J'ai obtenu plusieurs réponses mais une d'entre elles m'a fait sursauter : Collègue: "Il y a un bon gym dans mon coin mais c'est juste des riches qui y vont". Moi (Anonymous): "Ha! Et comment fais-tu pour savoir qu'ils sont riches ?" Collègue: "C'est facile à voir, ils s'entraînent tous avec des vêtements qui coûtent cher". Anonymous: "Donc tu veux dire que les gens au gym dépensent beaucoup pour leurs vêtements, pas nécessairement qu'ils sont riches. Tu juges la richesse des gens avec leur consommation, pas selon leurs épargnes". Collègue: "Écoute (sur un ton paternaliste), les gens qui gagnent beaucoup d'argent aiment montrer qu'ils en ont. Sinon, c'est quoi le but d'avoir de l'argent si tu ne le montres pas ?". Anonymous: (menton qui touche à terre) "Bien, le but en soi n'est pas d'avoir de l'argent, mais de bien gérer ses affaires. L'argent est, en quelque sorte, une simple conséquence de tes choix de consommation". Collègue: "Complètement faux. Tous les riches que je connais aiment bien montrer qu'ils ont de l'argent." Anonymous: "Pourtant, une étude aux États-Unis contredit ce préjugé. C'est contre-intuitif mais elle démontre clairement que la grande majorité des millionnaires ont des maisons et des voitures 'dans la moyennes' et des habitudes de consommation frugales. Il y a un livre très intéressant sur ce sujet, écrit par Nicolas Bérubé, et qui s'appelle justement Les Millionnaires ne sont pas ceux que vous croyez." Collègue: "Aye, écoute (ton "je sais tout"), si tu avais un million en banque, je te jure, tu ne pourrais pas t'empêcher d'acheter un gros char ou une grosse maison pour le montrer." Anonymous: (menton qui touche à terre, encore) ... Bon, j'ai rien dit mais j'avais vraiment le goût de lui répondre "Veux-tu parier $1 million là- dessus ...".
Les autres collègues
Ça c'est seulement une des conversations de la semaine. Curieusement, il y en a eu quelques autres. La plupart tournait autour de la voiture.
Quelqu'un m'a entendu dire que je louais une voiture ce week-end. Surpris, comme si je venais de dire que j'aimais me promener tout nu dans la rue, il me posait plein de questions, comme si je venais d'une autre planète (mon collègue est Russe, alors prenez un accent en roulant les "R"): Collègue: How do you do grocery? Anonymous: Ben, j'habite près du centre-ville. J'achète selon mes besoins près de la maison, en rentrant après le travail. Je fais quelques grosses commandes quand j'ai la voiture... Collègue: Vat ? You rent car to do grocery? This not make sense. Haha. Do you know how much cost you to do grocery ?!? Anonymous: Ben là ... premièrement, tu as acheté une voiture pour faire l'épicerie, ça te coûte encore bien plus cher. Moi je paye juste pour m'en servir, toi tu continues à payer même quand tu vas dormir ! Mais sinon, c'est une question d'habitude. Quand je loue une voiture, j'en profite pour faire une grosse épicerie, passer chez Rona, aller chez Ikea ... bref, je concentre les activités qui demandent une voiture pour les faire ... mon transport me coûte moins de $200 par mois, une voiture neuve un week end sur deux. Collègue: Oh, ya ... I see ... hum ... (je vois une étincelle dans ses yeux ... il comprend !).
J'ai deux autres collègues avec qui j'ai eu une conversation similaire. Un qui habite dans Griffintown à moins de 15 minutes à pied du travail, et l'autre, un jeune indien qui vient de déménager à Longueuil et pense acheter une voiture (la deuxième du couple) car il craint d'avoir trop froid cet hiver pour aller au métro ...
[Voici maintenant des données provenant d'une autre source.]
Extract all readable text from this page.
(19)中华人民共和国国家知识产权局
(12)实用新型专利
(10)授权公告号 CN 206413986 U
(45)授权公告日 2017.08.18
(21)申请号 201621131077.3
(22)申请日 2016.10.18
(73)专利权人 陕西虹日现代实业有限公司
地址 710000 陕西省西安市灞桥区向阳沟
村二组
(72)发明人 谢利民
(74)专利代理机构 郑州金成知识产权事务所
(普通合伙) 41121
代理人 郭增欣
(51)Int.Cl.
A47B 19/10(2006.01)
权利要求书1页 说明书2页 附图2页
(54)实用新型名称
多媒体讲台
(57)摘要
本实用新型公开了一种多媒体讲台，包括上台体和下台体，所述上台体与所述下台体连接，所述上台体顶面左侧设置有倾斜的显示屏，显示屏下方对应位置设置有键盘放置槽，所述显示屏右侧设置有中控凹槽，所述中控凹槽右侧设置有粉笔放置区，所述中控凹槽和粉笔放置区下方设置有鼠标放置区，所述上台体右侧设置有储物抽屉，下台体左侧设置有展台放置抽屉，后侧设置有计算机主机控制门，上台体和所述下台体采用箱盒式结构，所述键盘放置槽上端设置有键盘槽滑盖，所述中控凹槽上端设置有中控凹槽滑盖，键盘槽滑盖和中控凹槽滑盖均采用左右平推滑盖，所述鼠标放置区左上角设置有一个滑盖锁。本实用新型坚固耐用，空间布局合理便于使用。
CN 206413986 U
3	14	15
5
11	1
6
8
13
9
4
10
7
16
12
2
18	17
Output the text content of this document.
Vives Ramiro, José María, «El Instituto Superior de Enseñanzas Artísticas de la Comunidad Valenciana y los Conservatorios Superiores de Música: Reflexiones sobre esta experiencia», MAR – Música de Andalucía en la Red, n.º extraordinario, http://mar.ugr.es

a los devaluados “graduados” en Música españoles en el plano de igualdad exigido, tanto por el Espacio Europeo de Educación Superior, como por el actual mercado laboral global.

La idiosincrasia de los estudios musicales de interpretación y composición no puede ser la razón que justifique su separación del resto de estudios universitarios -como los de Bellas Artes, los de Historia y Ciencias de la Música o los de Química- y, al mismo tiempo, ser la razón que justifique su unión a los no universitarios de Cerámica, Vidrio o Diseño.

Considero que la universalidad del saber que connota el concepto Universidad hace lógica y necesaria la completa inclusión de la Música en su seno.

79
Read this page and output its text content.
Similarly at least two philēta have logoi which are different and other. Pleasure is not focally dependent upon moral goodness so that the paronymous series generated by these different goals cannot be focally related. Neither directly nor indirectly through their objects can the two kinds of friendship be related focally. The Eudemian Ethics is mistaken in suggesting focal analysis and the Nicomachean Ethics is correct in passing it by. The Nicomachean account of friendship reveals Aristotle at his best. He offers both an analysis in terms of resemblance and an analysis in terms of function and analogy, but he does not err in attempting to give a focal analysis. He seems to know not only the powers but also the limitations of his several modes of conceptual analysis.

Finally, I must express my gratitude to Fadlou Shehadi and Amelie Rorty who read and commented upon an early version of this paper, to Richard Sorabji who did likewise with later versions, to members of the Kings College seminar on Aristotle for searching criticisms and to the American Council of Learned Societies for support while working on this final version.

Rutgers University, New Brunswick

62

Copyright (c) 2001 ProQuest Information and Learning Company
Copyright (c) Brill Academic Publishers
Mon collègue qui habite Griffintown vient ... en voiture. Il se lève trop tard donc, pour pas perdre 15 minutes le matin, il prend la voiture. Ça veut aussi dire qu'il a un stationnement à environ $300 par mois (en passant, le prix d'achat d'un stationnement peut atteindre $100,000 à Montréal dans certaines tours de condo. On est chanceux, c'est maintenant près de $1,000,000 à Hong Kong !!!). Ça ne va pas aller en s'améliorant, car il cherche maintenant à acheter loin en banlieue, où les maisons sont moins chères...
Mon collègue indien, plein d'énergie, habite Montréal depuis peu. Sa blonde vient de le convaincre des avantages d'habiter à Longueuil (appartement neuf, moins cher, une cour...). Mais comme c'est son premier hiver, il songe à acheter une voiture pour éviter de marcher au métro lorsqu'il fera -20c ...
C'est quand même drôle. Ils travaillent tous les deux en finance et n'ont aucune idée de ce qui rentre et sort de leur portefeuille. M. Griffintown veut aller en banlieue pour payer moins cher mais il est tombé par terre quand je lui ai dit qu'une voiture c'est l'équivalent d'environ $165,000 sur une hypothèque. Lui qui veut sauver de l'argent en déménageant plus loin, il va se retrouver perdant car il devra acheter une deuxième voiture.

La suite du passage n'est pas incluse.